Which is the MOST appropriate intervention should the nurse do to help family perform the health tasks?
- A. Allow family to decide to use health resources
- B. Help the family recognize the problem
- C. Leave the family what action take on their problem
- D. Refer family to barangay offficials for guidance
Correct Answer: B
Rationale: Helping the family recognize the problem is the most appropriate intervention to assist them in performing health tasks. By recognizing the problem, the family can better understand the need for action and be motivated to take steps to address it. This intervention enables the family to become more engaged in their healthcare decision-making process and enhances their ability to effectively manage their health tasks. It empowers them to seek appropriate health resources and make informed choices in promoting their health and well-being. Ultimately, by acknowledging the problem, the family is better equipped to initiate positive changes and improve their overall health outcomes.
The newly hired nurse asks for advice from the supervisor. supervisor notices that the newly hired nurse felt uneasy upon learning that the fetus is on breech presentation. Which of the following is the BEST RESPONSE by the supervisor?
- A. "I understand how you feel. Tell me more."
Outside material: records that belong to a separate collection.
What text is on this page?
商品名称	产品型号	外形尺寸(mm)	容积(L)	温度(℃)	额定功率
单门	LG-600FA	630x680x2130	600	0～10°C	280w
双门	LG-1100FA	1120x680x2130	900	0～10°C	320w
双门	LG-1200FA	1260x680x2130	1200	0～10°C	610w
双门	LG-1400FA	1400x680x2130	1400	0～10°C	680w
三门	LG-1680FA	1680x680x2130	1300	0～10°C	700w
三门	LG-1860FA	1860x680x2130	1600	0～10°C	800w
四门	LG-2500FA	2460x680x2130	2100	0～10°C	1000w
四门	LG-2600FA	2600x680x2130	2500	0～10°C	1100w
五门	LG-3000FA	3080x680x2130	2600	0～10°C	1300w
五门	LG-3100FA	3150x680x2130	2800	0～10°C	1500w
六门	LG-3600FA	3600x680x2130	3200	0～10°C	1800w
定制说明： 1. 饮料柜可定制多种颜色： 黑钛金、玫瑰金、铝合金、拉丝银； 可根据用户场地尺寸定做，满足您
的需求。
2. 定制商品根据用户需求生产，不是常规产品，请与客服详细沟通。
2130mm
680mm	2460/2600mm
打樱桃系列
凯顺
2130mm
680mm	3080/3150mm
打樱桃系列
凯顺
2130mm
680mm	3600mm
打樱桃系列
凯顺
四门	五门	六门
- B. Is this your first time to witness a breech presentation"
- C. Are you afraid to assist the case"
- D. "Don' t worry. There's always a first time"
Correct Answer: A
Rationale: The best response by the supervisor is to acknowledge the newly hired nurse's emotions by saying, "I understand how you feel. Tell me more." This response shows empathy and validates the nurse's feelings, creating a supportive environment for open communication. It allows the nurse to express their concerns and fears, leading to a constructive discussion and providing an opportunity for guidance and reassurance. This approach fosters a positive mentorship and learning experience for the newly hired nurse.